Facebook however didn’t need SEC. Their solution to potential competition was what it has always been: copy them or buy them up.

Here, there was nothing to buy up, so they had to copy it. Copy the blockchain on one hand, copy fiat on the other, mix them together, push them through Instagram, Whatsapp and of course Facebook, and so continue to dominate if not dominate even more.

Facebook Coin, Friend or Foe?

The connection of money to social profiling has been perfected in China to the point in airports you don’t hand over a ticket. You instead have a face scan at the “ticket” machine, and so you’re told whether you can fly or what your flight details are.

WeChat is one of the biggest social network in China. It also accounts for some 50% of all payments made by ordinary Chinese citizens.

They didn’t bother with the blockchain bit because “they come with the risk of being harder to control,” but arguably nor has Facebook really. In the technical paper they call it a programmable database.

As Facebook has so much say over Libra, and arguably total control over the app that accesses it, Calibra, this can become the importation of China’s social credit system to the west.

Unlike China, US has laws against anti-competitive practices, but sophisticated corruption in US has reached the point where they don’t even bother pretending of enforcing them any longer.

So it’s perhaps left to Europe to prevent the merger of complete control over a certain money and over the biggest social network.

Had they used an ERC20 token running on ethereum, for example, or had they used bitcoin, then that’s fine.

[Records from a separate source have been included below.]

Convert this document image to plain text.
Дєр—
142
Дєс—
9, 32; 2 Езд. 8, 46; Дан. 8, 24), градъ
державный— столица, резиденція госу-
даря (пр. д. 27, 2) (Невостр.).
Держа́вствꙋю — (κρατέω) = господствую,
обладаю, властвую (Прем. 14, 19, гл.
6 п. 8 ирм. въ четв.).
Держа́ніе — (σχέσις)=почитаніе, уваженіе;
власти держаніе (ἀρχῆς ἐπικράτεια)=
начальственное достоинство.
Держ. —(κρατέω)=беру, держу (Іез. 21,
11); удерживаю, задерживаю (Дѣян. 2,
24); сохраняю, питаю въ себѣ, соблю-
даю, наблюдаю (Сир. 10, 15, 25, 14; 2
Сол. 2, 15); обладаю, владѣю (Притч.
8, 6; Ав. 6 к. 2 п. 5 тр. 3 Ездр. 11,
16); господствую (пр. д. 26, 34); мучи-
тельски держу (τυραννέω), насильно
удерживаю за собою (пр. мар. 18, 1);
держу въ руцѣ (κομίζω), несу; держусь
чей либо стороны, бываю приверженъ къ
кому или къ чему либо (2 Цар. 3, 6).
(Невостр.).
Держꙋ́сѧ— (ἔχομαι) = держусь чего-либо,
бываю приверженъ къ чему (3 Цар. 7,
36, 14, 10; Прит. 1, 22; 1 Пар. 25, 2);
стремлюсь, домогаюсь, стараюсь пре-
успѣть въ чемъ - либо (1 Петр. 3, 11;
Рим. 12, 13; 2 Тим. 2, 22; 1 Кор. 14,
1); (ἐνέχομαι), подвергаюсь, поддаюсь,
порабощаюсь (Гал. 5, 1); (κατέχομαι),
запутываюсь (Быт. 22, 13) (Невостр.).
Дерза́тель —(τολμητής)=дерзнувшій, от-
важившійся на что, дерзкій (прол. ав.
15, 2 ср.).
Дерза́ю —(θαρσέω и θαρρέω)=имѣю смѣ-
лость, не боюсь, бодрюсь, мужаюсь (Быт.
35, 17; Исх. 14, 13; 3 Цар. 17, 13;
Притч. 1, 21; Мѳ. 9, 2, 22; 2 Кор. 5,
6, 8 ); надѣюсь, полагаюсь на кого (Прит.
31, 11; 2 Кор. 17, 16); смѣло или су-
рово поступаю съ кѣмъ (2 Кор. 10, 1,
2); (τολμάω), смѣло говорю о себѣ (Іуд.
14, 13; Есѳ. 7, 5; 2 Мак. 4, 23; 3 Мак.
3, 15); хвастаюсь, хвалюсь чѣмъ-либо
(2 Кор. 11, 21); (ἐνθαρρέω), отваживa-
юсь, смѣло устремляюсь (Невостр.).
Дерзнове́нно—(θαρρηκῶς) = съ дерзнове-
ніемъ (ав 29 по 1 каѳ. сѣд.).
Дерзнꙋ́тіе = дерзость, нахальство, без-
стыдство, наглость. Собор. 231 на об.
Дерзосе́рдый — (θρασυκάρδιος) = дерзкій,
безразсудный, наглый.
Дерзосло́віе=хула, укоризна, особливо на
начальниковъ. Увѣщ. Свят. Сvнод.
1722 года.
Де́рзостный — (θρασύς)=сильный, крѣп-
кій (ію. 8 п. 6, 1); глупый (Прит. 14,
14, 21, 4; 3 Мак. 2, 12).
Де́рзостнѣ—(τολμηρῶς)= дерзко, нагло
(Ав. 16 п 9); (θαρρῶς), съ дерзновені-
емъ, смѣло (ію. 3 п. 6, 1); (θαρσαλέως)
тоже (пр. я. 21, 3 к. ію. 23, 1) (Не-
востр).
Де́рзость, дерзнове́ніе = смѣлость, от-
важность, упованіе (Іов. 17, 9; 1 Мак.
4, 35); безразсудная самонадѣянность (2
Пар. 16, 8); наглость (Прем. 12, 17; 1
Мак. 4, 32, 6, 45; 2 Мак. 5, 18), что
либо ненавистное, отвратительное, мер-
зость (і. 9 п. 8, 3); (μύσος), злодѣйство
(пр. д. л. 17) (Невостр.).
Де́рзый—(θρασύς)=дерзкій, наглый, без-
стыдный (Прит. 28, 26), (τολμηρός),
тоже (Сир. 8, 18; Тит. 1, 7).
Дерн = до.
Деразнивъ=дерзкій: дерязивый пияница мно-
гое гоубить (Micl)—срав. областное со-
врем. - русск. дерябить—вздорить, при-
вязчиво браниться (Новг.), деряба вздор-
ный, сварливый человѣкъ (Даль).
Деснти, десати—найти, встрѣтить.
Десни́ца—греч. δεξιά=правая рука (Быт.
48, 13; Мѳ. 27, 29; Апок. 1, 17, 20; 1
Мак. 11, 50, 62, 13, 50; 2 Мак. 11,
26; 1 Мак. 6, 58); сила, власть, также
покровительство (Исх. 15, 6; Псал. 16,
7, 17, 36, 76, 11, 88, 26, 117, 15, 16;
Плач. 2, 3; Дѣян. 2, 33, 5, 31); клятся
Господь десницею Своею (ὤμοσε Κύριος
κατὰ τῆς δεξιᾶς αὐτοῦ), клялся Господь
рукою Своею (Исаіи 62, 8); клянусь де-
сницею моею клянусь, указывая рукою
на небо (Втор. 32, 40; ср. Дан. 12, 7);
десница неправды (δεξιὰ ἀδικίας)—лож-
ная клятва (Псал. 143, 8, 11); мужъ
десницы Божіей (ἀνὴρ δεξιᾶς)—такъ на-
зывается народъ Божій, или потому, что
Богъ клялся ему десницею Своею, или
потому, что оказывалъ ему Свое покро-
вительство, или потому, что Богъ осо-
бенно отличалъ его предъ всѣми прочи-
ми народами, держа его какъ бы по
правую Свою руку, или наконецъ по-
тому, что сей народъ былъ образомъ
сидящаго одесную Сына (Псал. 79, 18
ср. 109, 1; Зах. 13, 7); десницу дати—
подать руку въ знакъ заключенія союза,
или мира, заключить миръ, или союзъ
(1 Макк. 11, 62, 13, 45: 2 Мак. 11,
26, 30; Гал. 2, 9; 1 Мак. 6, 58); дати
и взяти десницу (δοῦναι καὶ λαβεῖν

They don’t have control over either ethereum or bitcoin.

Yet according to Zuckerberg that’s the problem, so they’re planning to go with their own database to undercut and front-run any potential competition.

Some say their use of the blockchain validates the technology and they will familiarize individuals with crypto, so that can benefit bitcoin or eth.

The vast majority in this space, however, appear to be against Facebook coin, with plenty of memes already out.

Libra, Calibra, Facebook Coin, Meme, June 2019Libra, Calibra, Facebook Coin, Meme, June 2019

Some argue the stern words by law makers regarding Libra is what this space will face if it rises to become that big.

That debate however was settled in 2014 when George Osborne, the then British Chancellor, bought a bitcoin.

There’s an ocean of difference between something like Libra and something like bitcoin or ethereum.

The latter are controlled by the people, and of course it is the people law makers represent. Something like Libra is effectively controlled by one man, with absolute power so corrupting absolutely.

Libra is more of a global bank tied to your social profile. Bitcoin on the other hand doesn’t know anything about you unless you choose to reveal your bitcoin address.

Though it is digital, Libra is hardly any different from the digital numbers in your bank account. If Zuckerberg wants, they can just delete those numbers. By accident of course, not because you are, say, a law maker who wants to break them up.

In bitcoin it is pretty much impossible to in any way tamper with anyone’s account, just as no one can delete the cash in your pocket.

That’s because bitcoin is actual cash, but of a digital nature.

You and you alone have total control over your own bitcoin unless for convenience or whatever reason you want someone else to manage your holdings.

It is because bitcoin is actual cash that it has become what it is. Without that cash quality, then it’s not really a crypto.

“If the kleptocracy controls technology and the means of distribution, then they simply accumulate more wealth at the expense of their citizens, draining wealth in cryptocurrencies rather than dollars or euros.

” – Commodities Futures and Trading Commissioner Rostin Behnam.